DEVELOPMENT

Squatters rally at Legco over new town plan

PUBLISHED : Tuesday, 23 July, 2013, 12:00am
UPDATED : Tuesday, 23 July, 2013, 3:44am

Residents of Hung Shui Kiu protested outside the Legislative Council yesterday, voicing fears their villages might be demolished as part of a planned new town.

The project calls for developing a 826-hectare plain bordering Tin Shui Wai in the northwest New Territories, with zones for commercial, logistics and technology, and residential use.

About 1,400 village homes are expected to be razed to make way for new blocks offering 60,000 flats - half of which will be public housing. The first batch is expected to be ready in 2024.

A 62-hectare site will be used for logistics facilities and a 10-hectare area will become an information technology hub.

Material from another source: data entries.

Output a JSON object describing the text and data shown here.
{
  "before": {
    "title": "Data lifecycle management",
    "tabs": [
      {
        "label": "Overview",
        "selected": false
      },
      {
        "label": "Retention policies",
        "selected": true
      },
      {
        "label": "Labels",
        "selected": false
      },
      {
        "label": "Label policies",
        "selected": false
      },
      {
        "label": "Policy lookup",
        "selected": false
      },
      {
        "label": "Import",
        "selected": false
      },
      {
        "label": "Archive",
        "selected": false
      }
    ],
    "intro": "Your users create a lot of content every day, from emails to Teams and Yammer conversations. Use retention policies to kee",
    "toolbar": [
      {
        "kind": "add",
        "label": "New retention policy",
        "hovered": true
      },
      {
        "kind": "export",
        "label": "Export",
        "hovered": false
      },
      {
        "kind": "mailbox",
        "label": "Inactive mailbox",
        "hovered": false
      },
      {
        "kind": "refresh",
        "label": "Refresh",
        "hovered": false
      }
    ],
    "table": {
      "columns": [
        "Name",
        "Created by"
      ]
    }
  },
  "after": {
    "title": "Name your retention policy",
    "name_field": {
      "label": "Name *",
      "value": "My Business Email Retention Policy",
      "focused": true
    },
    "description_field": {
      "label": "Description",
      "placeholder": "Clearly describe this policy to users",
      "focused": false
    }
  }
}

Twenty indigenous villages in the area will be preserved, while five out of the nine non-indigenous villages - located in the future town centre - will be cleared. New Territories villagers are considered indigenous only if their settlement existed before 1898.

A preliminary survey found 1,400 squatter huts in the five affected villages, but the exact number of villagers is not yet known.

"We are worried that our villages will be demolished," said Ho Kwan-yeung, a member of a concern group for squatters in Tan Kwai Tsuen and Wo Ping San Tsuen, and one of about 30 people taking part in the rally.

But under the latest government proposal, the two villages, located in the south of the proposed new town, will not be razed, as they are deemed well-established communities.

"The plan has only been released recently. Even though it seems now that it won't affect us, there's no guarantee that the government won't change its mind later," he said.

The blueprint is currently in the second of three rounds of public consultation.

Ho said about 1,000 non-indigenous villagers lived in the two communities. Most residents had roots going back 50 years and some were still farming the land for their own needs.

The Legislative Council panel on development was yesterday scheduled to discuss the project, but ran out of time. It will take up the matter after Legco's summer break.